Three weeks in India is barely enough time for me to get settled, unpack and get in touch with friends, but that was all I had. It was easy for me to do nothing but read, write, visit with friends, and think about where to have lunch or dinner. But I had one other task to attend to.
For over thirty-years I had the friendship of a woman who worked for me and my husband when we first lived there, and in her later years we became her main support, since she was by now a widow as well as childless. Being old and poor in India is not a good prospect, and although Lakshmee worked into her eighties in various capacities (selling wood which she stored in her house), she clearly was in decline. She died in September after an operation for a badly broken leg.
I knew this through emails, and sent money when asked and followed her medical care as well as one can from the other side of the world. When I arrived in India, I went to see one of her former employers who had been helping in her care and passing along information to me. To my surprise, Lakshmee had left something for me with one of her doctors.
The Triveni Nursing Home is an ayurvedic hospital where Lakshmee often went when she felt unwell, or, in my view, lonely and sad, and they always took her in, even if she showed no signs of having any money. I had told them I would cover her costs and they never seemed to worry about it. When I went to visit them in January, Lakshmee’s doctor informed me that she had left her puja items for me. I promised to return to pick them up the following week because the doctor’s maidservant was cleaning them (those wails of pain you hear are antiques dealers groaning across the country).

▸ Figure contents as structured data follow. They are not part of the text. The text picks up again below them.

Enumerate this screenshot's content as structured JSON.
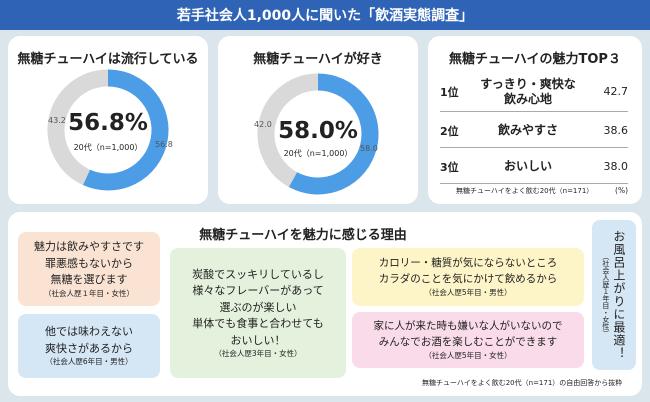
{
  "header": {
    "title": "若手社会人1,000人に聞いた「飲酒実態調査」"
  },
  "colors": {
    "accent": "#2f63b5",
    "donut_main": "#4c9ce6",
    "donut_rest": "#d9d9d9"
  },
  "chart_data": [
    {
      "type": "pie",
      "title": "無糖チューハイは流行している",
      "big_label": "56.8%",
      "sample": "20代（n=1,000）",
      "values": [
        56.8,
        43.2
      ],
      "labels": [
        "56.8",
        "43.2"
      ]
    },
    {
      "type": "pie",
      "title": "無糖チューハイが好き",
      "big_label": "58.0%",
      "sample": "20代（n=1,000）",
      "values": [
        58.0,
        42.0
      ],
      "labels": [
        "58.0",
        "42.0"
      ]
    },
    {
      "type": "table",
      "title": "無糖チューハイの魅力TOP３",
      "rows": [
        {
          "rank": "1位",
          "label_line1": "すっきり・爽快な",
          "label_line2": "飲み心地",
          "value": "42.7"
        },
        {
          "rank": "2位",
          "label_line1": "飲みやすさ",
          "label_line2": "",
          "value": "38.6"
        },
        {
          "rank": "3位",
          "label_line1": "おいしい",
          "label_line2": "",
          "value": "38.0"
        }
      ],
      "note": "無糖チューハイをよく飲む20代（n=171）",
      "unit": "(%)"
    }
  ],
  "reasons": {
    "title": "無糖チューハイを魅力に感じる理由",
    "r1": {
      "lines": [
        "魅力は飲みやすさです",
        "罪悪感もないから",
        "無糖を選びます"
      ],
      "att": "（社会人歴１年目・女性）"
    },
    "r2": {
      "lines": [
        "他では味わえない",
        "爽快さがあるから"
      ],
      "att": "（社会人歴6年目・男性）"
    },
    "r3": {
      "lines": [
        "炭酸でスッキリしているし",
        "様々なフレーバーがあって",
        "選ぶのが楽しい",
        "単体でも食事と合わせても",
        "おいしい！"
      ],
      "att": "（社会人歴3年目・女性）"
    },
    "r4": {
      "lines": [
        "カロリー・糖質が気にならないところ",
        "カラダのことを気にかけて飲めるから"
      ],
      "att": "（社会人歴5年目・男性）"
    },
    "r5": {
      "lines": [
        "家に人が来た時も嫌いな人がいないので",
        "みんなでお酒を楽しむことができます"
      ],
      "att": "（社会人歴5年目・女性）"
    },
    "r6": {
      "text": "お風呂上がりに最適！",
      "att": "（社会人歴１年目・女性）"
    },
    "footnote": "無糖チューハイをよく飲む20代（n=171）の自由回答から抜粋"
  }
}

When I first met Lakshmee she was a complete surprise—someone who opened up doors to another world, a world that a colleague once told me was often unavailable to others. And at the end she was a surprise too. The puja items weren’t the usual ones I had seen her use—the steel water pots, the little lamps, the wooden incense holders. These were heavy bronze pieces that must have belonged to her parents—a heavy oil lamp and a water pot, and a small incense holder and oil votive lamp. A friend looked them over and told me which ones were the oldest and how I could tell.

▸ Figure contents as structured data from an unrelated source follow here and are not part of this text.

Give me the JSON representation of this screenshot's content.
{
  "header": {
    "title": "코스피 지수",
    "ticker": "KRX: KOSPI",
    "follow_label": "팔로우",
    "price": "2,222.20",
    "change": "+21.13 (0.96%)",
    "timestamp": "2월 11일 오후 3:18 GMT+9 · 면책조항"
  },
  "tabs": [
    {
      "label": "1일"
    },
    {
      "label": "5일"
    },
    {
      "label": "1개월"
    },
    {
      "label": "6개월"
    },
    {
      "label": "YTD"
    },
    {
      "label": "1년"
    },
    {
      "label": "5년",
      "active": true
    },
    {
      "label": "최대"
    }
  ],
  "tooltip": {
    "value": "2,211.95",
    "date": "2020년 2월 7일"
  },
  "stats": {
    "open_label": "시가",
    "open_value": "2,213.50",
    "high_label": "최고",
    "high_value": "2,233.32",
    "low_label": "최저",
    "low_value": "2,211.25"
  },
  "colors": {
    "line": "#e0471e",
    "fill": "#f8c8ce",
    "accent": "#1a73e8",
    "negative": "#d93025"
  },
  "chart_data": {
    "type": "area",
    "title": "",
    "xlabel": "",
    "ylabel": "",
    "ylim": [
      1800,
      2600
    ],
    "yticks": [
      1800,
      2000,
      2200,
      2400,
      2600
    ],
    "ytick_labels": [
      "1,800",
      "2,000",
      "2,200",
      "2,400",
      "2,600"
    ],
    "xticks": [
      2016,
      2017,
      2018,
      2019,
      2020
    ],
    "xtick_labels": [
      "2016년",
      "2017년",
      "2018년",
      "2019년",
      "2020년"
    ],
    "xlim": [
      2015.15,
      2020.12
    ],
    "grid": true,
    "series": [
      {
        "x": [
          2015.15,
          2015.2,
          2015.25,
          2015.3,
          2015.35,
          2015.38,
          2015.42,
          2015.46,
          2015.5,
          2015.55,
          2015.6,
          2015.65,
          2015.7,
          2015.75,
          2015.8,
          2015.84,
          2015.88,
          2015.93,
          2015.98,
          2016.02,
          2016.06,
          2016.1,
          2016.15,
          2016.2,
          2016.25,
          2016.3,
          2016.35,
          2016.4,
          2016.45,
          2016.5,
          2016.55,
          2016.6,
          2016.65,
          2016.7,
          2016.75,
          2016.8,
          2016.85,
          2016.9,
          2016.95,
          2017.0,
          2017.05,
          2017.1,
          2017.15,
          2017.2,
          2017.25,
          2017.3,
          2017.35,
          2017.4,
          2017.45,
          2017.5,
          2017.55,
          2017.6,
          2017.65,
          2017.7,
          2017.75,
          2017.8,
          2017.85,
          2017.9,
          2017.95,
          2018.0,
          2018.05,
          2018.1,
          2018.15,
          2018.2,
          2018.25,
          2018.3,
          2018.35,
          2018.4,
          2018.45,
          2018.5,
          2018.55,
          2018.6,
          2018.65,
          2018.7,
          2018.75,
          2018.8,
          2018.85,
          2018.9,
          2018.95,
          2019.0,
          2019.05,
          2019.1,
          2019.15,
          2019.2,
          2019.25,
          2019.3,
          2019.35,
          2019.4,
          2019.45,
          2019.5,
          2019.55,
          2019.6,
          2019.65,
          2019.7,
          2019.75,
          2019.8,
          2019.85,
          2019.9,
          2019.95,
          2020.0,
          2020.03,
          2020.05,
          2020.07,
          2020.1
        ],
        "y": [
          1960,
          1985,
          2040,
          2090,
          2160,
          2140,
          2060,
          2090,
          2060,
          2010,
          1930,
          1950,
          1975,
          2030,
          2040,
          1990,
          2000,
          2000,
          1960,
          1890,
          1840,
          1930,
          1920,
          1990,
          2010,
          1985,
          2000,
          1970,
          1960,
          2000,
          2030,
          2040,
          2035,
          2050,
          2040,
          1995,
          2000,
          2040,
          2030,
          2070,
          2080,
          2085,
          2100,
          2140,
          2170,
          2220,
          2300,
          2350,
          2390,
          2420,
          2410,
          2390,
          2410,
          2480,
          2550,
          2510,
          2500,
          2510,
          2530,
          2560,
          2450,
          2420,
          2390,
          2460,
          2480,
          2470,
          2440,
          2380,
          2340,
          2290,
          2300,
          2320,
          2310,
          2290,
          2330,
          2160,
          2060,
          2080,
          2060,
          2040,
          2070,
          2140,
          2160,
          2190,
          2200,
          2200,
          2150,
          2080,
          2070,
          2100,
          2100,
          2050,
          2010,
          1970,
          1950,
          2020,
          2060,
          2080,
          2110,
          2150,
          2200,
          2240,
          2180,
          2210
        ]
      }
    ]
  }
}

I brought them back and they now sit in my library. I don’t recall ever seeing Lakshmee use them, and it may be that at one point she realized they were too valuable to have around for anyone to see; she had only a padlock on her front door, and had been robbed at least once. She was cautious with things that mattered to her, and she put away her puja items. And now I have them, an unexpected gift from someone who gave me so many over the years.

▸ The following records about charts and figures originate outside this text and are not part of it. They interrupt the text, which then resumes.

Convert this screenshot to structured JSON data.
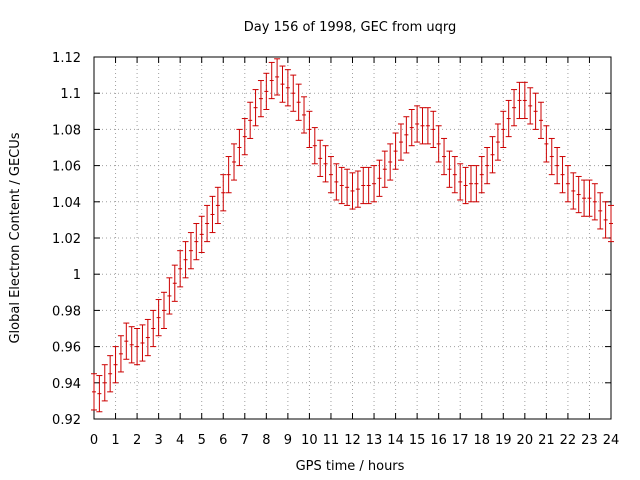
{
  "chart_data": {
    "type": "line",
    "title": "Day 156 of 1998, GEC from uqrg",
    "xlabel": "GPS time / hours",
    "ylabel": "Global Electron Content / GECUs",
    "xlim": [
      0,
      24
    ],
    "ylim": [
      0.92,
      1.12
    ],
    "x_ticks": [
      0,
      1,
      2,
      3,
      4,
      5,
      6,
      7,
      8,
      9,
      10,
      11,
      12,
      13,
      14,
      15,
      16,
      17,
      18,
      19,
      20,
      21,
      22,
      23,
      24
    ],
    "x_tick_labels": [
      "0",
      "1",
      "2",
      "3",
      "4",
      "5",
      "6",
      "7",
      "8",
      "9",
      "10",
      "11",
      "12",
      "13",
      "14",
      "15",
      "16",
      "17",
      "18",
      "19",
      "20",
      "21",
      "22",
      "23",
      "24"
    ],
    "y_ticks": [
      0.92,
      0.94,
      0.96,
      0.98,
      1.0,
      1.02,
      1.04,
      1.06,
      1.08,
      1.1,
      1.12
    ],
    "y_tick_labels": [
      "0.92",
      "0.94",
      "0.96",
      "0.98",
      "1",
      "1.02",
      "1.04",
      "1.06",
      "1.08",
      "1.1",
      "1.12"
    ],
    "grid": true,
    "series_color": "#cc0000",
    "error": 0.01,
    "x": [
      0,
      0.25,
      0.5,
      0.75,
      1,
      1.25,
      1.5,
      1.75,
      2,
      2.25,
      2.5,
      2.75,
      3,
      3.25,
      3.5,
      3.75,
      4,
      4.25,
      4.5,
      4.75,
      5,
      5.25,
      5.5,
      5.75,
      6,
      6.25,
      6.5,
      6.75,
      7,
      7.25,
      7.5,
      7.75,
      8,
      8.25,
      8.5,
      8.75,
      9,
      9.25,
      9.5,
      9.75,
      10,
      10.25,
      10.5,
      10.75,
      11,
      11.25,
      11.5,
      11.75,
      12,
      12.25,
      12.5,
      12.75,
      13,
      13.25,
      13.5,
      13.75,
      14,
      14.25,
      14.5,
      14.75,
      15,
      15.25,
      15.5,
      15.75,
      16,
      16.25,
      16.5,
      16.75,
      17,
      17.25,
      17.5,
      17.75,
      18,
      18.25,
      18.5,
      18.75,
      19,
      19.25,
      19.5,
      19.75,
      20,
      20.25,
      20.5,
      20.75,
      21,
      21.25,
      21.5,
      21.75,
      22,
      22.25,
      22.5,
      22.75,
      23,
      23.25,
      23.5,
      23.75,
      24
    ],
    "values": [
      0.935,
      0.934,
      0.94,
      0.945,
      0.95,
      0.956,
      0.963,
      0.961,
      0.96,
      0.962,
      0.965,
      0.97,
      0.976,
      0.98,
      0.988,
      0.995,
      1.003,
      1.008,
      1.013,
      1.018,
      1.022,
      1.028,
      1.033,
      1.038,
      1.045,
      1.055,
      1.062,
      1.07,
      1.076,
      1.085,
      1.092,
      1.097,
      1.101,
      1.107,
      1.109,
      1.105,
      1.103,
      1.1,
      1.095,
      1.088,
      1.08,
      1.071,
      1.064,
      1.061,
      1.055,
      1.051,
      1.049,
      1.048,
      1.046,
      1.047,
      1.049,
      1.049,
      1.05,
      1.053,
      1.058,
      1.062,
      1.068,
      1.073,
      1.077,
      1.081,
      1.083,
      1.082,
      1.082,
      1.08,
      1.072,
      1.065,
      1.058,
      1.055,
      1.051,
      1.049,
      1.05,
      1.05,
      1.055,
      1.06,
      1.066,
      1.073,
      1.08,
      1.086,
      1.092,
      1.096,
      1.096,
      1.093,
      1.09,
      1.085,
      1.072,
      1.065,
      1.06,
      1.055,
      1.05,
      1.046,
      1.044,
      1.042,
      1.042,
      1.04,
      1.035,
      1.03,
      1.028
    ]
  }
}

Lakshmee was, in the slang of the moment, the real deal, a traditional Nayar lady for whom the traditional culture was still more real that the modern world, and certainly made more sense. She had a clear and strong personality, and not surprisingly she shows up in some of my favorite and most vivid characters in the Anita Ray series. You’ll meet her in the next Anita Ray, coming in June 2012. If you want to know what Lakshmee was like, look for Gauri in The Wrath of Shiva. She turns the plot upside down, and then rescues it.